Matthew M. Milicich, U.S. Army (Ret.) | Guest Writer
Most holiday movies promise a warm kitchen, a crowded table, and a last-minute dash to make it home. In a military deployment, the dash points in the opposite direction. The calendar says December, but the rhythm is mission, shift change, comms window, sleep.
If you’re lucky, there’s a plywood Christmas tree someone cut with a jigsaw, a strand of lights that only blinks when the generator cooperates, and a chaplain who finds a way to make a bare room feel like a chapel for fifteen minutes.
Distance from home shows up in small, specific ways. Mail arrives in uneven bundles: a package of cookies in January, a letter postmarked two weeks ago, a child’s crayon snowman with a lopsided smile. Time zones fight the phone calls; the family is eating dinner while you are checking a vehicle, or your midnight lands on their school pickup. You learn to hold time loosely, take the voice when you can, and let the missed moments go without blaming anyone.
Units make their own holidays. Somebody scrounges a tablecloth for the DFAC, somebody else writes names on paper ornaments, and the quiet comedian on night shift tapes a cardboard reindeer to the equipment cage. A platoon sergeant calls a quick formation to read the short list of things done right this week, then sends people to sleep. It may not look like much from the outside, but it is the real thing: a few minutes where the mission trades seats with mercy.

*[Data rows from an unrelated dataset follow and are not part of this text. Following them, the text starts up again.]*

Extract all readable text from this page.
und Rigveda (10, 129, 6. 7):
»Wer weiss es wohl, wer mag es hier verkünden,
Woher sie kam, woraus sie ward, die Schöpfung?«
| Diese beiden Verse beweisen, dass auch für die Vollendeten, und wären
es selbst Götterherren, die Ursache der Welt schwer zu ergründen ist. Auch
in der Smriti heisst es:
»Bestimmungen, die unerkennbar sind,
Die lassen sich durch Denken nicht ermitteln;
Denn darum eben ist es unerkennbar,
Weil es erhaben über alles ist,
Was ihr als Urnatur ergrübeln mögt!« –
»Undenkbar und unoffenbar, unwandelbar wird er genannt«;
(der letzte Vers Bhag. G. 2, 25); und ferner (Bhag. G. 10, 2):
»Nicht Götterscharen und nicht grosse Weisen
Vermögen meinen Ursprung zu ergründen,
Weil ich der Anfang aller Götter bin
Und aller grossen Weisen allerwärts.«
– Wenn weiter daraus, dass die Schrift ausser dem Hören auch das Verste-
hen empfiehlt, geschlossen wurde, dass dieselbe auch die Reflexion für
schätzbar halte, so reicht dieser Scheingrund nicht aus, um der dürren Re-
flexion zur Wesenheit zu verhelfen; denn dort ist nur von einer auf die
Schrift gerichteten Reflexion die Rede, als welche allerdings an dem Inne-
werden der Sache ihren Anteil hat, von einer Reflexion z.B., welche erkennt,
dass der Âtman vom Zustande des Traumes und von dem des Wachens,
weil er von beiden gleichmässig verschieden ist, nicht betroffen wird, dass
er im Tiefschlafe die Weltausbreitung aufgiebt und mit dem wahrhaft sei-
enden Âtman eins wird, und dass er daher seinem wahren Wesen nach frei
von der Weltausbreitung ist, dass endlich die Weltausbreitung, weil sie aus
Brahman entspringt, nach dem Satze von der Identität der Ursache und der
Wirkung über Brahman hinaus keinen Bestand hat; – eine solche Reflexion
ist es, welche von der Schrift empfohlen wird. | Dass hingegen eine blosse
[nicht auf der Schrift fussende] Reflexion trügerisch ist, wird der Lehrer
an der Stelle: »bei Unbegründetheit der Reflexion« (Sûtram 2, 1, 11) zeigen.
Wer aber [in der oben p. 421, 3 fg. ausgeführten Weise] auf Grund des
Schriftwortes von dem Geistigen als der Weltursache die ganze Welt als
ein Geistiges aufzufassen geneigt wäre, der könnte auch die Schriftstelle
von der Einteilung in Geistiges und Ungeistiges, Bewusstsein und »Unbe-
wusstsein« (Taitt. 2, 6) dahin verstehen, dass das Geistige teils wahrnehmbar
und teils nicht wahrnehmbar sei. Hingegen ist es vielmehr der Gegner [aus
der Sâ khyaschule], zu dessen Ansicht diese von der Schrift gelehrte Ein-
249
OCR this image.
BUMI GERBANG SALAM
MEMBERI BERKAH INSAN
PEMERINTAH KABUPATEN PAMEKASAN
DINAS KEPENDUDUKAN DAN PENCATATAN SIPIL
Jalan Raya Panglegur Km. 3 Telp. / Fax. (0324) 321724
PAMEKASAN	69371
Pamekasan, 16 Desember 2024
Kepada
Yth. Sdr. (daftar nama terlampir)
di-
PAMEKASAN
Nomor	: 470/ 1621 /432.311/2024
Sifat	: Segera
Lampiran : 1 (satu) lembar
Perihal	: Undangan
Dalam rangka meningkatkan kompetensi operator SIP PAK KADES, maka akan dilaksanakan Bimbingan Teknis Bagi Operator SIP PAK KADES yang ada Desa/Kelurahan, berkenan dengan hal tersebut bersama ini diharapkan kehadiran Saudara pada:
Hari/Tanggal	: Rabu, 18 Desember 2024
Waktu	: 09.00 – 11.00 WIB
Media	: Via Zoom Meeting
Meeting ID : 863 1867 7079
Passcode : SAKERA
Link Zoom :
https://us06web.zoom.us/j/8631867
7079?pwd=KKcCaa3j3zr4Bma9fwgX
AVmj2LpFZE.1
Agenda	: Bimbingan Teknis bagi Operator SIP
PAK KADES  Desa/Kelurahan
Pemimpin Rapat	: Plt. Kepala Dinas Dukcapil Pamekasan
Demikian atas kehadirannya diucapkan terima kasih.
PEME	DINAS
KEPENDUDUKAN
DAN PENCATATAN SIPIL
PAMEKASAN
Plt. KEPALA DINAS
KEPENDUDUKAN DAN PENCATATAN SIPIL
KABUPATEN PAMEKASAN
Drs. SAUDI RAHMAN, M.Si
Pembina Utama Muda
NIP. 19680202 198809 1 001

Faith, for many, becomes practical. Whatever your tradition, you notice the steady hands of medics who listen, cooks who add a scoop of something extra, and radio operators who never raise their voice when the net is busy. You notice the way moments of music carry: a hymn half remembered, a carol hummed in a motor pool, a playlist piped through a tinny speaker while someone cleans a weapon. It is not big, but it is enough to make a hard day bearable.
Happy holidays, everyone. Let’s take a moment to think about local soldiers who are away from their families during the holidays.
Author note: Born in Syracuse, N.Y., in 1965; moved to Oregon in 1975; joined the U.S. Army delayed entry program in January 1983; enlisted Oct. 3, 1983; served four years on active duty and 18½ years in the Texas Army National Guard; retired Jan. 23, 2006; has lived in Utah since April 2006.